Я дождался новых гостей. На сей раз их было трое. Один из них указал рукой на балконы последнего этажа. Я присоединился к ним в тот момент, когда они входили в дом. Двое мужчин и женщина. Я поздоровался с ними. У них не возникло никакого сомнения: я тоже приглашен туда, наверх.
Мы вошли в лифт. Мужчины говорили с акцентом, но женщина была француженкой. Они были чуть старше меня.
Я с усилием улыбнулся. Сказал женщине:
- Там, наверное, мило. Она улыбнулась в ответ.
- Вы друг Дариуса? - спросила она.
- Нет, я приятель Жаклин. Она не поняла.
- Давно я не видал Жаклин, - добавил я. - Как она поживает? Женщина нахмурила брови.
- Я ее не знаю.
Потом обменялась с мужчинами несколькими словами по-английски. Лифт остановился.
Один из мужчин позвонил в дверь. Мои руки вспотели. Дверь открылась, и я услышал гам и музыку. Нам улыбнулся мужчина с зачесанными назад каштановыми волосами и смуглым лицом. Он был в бежевом полотняном костюме.
Женщина расцеловала его в обе щеки.
- Добрый вечер, Дариус.
- Привет, дорогая.
У него был густой голос с легким акцентом. Мужчины тоже произнесли "Добрый вечер, Дариус". Я молча пожал ему руку, но он вроде не удивился моему присутствию.
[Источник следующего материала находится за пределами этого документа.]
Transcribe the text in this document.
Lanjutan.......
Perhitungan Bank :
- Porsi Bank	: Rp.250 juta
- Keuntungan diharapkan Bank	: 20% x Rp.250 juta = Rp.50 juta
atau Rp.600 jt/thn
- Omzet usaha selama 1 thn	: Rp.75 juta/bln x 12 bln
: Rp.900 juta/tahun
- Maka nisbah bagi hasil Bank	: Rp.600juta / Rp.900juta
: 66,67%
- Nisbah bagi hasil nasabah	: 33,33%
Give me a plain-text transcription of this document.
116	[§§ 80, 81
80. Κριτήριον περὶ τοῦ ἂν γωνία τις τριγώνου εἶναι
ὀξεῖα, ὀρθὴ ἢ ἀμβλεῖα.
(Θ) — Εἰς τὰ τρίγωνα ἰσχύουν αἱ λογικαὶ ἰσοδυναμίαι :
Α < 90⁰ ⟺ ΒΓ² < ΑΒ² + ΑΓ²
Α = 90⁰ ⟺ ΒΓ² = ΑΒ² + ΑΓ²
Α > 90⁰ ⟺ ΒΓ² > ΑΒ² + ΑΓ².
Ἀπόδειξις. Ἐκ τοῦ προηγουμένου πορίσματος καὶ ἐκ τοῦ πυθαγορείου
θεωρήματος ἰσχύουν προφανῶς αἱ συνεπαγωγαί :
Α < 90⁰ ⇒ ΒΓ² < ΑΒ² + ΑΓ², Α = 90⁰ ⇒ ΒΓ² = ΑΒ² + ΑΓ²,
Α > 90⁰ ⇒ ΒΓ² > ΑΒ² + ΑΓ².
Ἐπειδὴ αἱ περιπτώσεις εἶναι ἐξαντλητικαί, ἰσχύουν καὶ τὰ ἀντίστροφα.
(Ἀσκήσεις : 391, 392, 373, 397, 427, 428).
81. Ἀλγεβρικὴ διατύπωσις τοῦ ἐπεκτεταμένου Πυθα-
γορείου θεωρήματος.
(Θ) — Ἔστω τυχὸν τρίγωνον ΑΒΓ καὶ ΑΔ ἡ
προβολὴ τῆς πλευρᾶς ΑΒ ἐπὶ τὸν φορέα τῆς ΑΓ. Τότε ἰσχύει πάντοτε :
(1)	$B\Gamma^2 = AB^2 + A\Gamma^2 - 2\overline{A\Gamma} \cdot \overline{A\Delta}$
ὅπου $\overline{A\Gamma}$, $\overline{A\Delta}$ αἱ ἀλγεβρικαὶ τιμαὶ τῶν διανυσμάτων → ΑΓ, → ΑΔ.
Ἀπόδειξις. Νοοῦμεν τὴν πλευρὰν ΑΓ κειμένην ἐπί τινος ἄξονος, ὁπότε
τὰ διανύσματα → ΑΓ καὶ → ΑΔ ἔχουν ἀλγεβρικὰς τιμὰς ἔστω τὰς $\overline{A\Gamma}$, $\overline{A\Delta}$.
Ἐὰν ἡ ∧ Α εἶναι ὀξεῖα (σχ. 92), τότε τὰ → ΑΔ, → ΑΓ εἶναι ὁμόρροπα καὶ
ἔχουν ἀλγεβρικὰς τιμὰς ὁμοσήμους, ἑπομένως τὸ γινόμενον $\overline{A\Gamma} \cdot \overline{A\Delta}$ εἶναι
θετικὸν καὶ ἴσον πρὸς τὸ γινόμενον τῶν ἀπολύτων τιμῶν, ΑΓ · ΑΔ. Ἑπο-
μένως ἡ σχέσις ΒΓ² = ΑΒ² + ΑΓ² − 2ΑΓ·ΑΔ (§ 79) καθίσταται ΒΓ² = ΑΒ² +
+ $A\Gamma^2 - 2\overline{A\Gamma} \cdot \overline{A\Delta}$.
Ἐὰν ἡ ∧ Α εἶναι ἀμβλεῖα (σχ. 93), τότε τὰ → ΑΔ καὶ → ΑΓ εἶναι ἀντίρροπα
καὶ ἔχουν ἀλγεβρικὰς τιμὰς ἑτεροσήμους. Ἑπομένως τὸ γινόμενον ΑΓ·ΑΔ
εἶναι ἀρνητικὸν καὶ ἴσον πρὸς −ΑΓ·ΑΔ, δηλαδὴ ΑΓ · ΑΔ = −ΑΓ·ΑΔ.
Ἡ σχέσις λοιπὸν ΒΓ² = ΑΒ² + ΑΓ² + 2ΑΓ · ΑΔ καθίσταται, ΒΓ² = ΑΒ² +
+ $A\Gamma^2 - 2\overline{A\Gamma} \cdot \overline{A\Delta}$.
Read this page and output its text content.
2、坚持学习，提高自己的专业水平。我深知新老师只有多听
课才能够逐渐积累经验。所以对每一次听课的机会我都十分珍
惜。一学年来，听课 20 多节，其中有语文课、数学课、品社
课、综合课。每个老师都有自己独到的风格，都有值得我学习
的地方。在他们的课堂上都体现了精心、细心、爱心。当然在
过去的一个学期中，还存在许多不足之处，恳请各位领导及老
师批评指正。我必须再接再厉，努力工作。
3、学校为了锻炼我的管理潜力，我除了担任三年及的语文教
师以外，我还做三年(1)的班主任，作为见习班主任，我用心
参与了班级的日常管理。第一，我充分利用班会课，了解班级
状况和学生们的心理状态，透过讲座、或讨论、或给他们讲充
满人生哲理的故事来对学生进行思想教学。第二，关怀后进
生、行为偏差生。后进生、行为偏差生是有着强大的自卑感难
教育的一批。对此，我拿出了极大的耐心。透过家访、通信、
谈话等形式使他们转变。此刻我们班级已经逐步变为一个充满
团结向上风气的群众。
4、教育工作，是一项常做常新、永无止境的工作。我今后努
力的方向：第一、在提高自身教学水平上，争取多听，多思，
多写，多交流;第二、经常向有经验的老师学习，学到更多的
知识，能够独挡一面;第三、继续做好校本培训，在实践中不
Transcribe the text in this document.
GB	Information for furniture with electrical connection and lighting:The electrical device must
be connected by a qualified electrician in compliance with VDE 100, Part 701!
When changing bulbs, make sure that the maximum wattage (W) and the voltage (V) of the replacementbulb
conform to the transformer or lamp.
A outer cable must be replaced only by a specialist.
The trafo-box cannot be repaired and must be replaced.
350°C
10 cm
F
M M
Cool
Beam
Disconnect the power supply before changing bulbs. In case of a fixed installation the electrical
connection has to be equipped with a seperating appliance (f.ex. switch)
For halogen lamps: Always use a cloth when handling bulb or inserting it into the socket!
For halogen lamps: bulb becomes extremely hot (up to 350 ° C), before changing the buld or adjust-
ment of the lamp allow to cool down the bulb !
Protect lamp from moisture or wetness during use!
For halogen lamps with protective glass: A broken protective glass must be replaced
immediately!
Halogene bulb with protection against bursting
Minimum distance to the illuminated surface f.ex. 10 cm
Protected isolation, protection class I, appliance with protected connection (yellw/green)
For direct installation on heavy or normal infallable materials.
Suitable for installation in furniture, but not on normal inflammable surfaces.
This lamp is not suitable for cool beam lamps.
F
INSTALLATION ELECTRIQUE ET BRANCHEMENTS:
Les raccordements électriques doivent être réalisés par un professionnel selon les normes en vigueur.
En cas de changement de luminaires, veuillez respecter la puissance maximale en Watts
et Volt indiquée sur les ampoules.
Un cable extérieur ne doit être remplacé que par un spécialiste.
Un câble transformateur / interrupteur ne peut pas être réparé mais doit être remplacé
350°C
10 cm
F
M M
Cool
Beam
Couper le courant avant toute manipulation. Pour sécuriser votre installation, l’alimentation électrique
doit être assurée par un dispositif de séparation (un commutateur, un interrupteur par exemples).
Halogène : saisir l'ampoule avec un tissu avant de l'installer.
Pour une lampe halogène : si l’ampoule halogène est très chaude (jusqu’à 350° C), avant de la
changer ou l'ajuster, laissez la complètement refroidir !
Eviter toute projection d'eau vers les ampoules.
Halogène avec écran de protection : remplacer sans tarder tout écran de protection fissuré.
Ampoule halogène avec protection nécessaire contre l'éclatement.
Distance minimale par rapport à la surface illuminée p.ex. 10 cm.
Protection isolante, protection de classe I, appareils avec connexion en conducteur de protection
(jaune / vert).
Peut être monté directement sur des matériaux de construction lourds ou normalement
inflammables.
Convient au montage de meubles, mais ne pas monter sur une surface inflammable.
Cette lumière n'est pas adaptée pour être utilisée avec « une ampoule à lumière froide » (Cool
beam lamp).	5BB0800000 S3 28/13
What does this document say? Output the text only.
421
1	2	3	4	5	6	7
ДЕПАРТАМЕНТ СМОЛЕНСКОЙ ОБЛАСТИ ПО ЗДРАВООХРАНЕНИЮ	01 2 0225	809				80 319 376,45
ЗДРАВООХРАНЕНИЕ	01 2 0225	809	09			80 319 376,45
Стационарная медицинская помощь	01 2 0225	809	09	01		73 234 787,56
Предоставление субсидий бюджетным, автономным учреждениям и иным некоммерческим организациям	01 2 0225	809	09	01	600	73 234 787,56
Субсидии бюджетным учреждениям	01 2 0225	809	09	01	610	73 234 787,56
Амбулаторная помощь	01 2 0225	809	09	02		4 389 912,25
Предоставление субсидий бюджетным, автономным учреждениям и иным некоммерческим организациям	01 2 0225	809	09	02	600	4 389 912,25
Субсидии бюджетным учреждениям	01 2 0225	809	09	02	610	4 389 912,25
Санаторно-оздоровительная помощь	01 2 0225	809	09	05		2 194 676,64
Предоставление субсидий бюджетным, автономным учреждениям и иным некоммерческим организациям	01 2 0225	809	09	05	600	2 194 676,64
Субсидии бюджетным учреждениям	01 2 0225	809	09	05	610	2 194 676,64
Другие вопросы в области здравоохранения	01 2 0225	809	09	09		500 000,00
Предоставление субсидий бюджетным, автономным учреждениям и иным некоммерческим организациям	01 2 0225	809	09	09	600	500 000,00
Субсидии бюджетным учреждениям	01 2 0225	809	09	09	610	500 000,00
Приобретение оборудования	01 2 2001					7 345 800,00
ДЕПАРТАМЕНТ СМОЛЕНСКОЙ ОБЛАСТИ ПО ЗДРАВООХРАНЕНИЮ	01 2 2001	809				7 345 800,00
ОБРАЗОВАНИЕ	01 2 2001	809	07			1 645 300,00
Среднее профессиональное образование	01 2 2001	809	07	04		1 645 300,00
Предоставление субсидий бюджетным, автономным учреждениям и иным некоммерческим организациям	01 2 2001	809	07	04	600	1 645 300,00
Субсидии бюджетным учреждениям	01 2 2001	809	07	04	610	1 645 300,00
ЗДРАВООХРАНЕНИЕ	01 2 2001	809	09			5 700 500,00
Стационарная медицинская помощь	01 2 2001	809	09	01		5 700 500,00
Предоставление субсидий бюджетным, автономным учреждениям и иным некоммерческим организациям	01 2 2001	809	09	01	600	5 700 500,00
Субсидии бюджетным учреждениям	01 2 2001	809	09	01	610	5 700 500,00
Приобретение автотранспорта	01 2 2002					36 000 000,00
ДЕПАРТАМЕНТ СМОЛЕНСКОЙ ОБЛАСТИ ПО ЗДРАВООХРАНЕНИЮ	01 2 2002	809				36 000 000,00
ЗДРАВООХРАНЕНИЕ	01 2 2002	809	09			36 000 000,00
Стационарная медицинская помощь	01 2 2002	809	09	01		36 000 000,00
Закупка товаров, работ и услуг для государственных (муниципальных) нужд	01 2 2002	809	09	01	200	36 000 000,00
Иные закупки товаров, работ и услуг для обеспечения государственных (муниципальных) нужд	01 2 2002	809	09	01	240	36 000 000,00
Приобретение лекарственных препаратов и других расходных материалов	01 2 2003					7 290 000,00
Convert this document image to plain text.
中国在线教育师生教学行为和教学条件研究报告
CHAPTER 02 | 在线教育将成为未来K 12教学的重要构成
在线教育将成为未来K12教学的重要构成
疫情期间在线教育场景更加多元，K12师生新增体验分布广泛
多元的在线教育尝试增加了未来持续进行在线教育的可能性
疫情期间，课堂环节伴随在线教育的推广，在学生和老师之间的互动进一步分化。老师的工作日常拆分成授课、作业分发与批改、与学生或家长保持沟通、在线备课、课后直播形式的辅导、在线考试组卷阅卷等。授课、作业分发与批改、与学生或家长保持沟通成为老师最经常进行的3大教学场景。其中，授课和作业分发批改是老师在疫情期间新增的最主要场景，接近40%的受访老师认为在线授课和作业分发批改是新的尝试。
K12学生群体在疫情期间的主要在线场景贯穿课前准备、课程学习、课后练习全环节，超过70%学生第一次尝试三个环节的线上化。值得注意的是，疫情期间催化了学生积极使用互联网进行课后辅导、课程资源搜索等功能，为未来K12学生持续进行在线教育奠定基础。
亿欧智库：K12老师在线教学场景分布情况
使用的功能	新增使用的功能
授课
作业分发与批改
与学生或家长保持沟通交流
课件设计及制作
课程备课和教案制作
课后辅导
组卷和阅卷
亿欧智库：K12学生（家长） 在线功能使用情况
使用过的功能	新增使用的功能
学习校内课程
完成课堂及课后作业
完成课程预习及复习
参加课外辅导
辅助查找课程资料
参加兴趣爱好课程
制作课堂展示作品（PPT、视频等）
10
Он провел нас из прихожей в гостиную с раскрытыми окнами. Повсюду стояли группки гостей. Дариус и те трое, с которыми я поднялся на лифте, направились к одному из балконов. Я не отставал от них ни на шаг. На пороге балкона их перехватила какая-то парочка и между ними завязался разговор.
Я держался поодаль. Они забыли обо мне. Я укрылся в глубине зала и уселся на краю дивана. На другом его краю тесно прижавшись друг к другу сидели двое молодых людей. Они приглушенно разговаривали. Никто не обращал на меня ни малейшего внимания. Я пытался найти Жаклин во всей этой толпе. Я наблюдал за этим Дариусом, на пороге балкона. Очень стройный в своем бежевом костюме. Я бы ему дал лет сорок. А может Дариус - муж Жаклин? Гам разговоров заглушала музыка, доносившаяся, кажется, с балконов.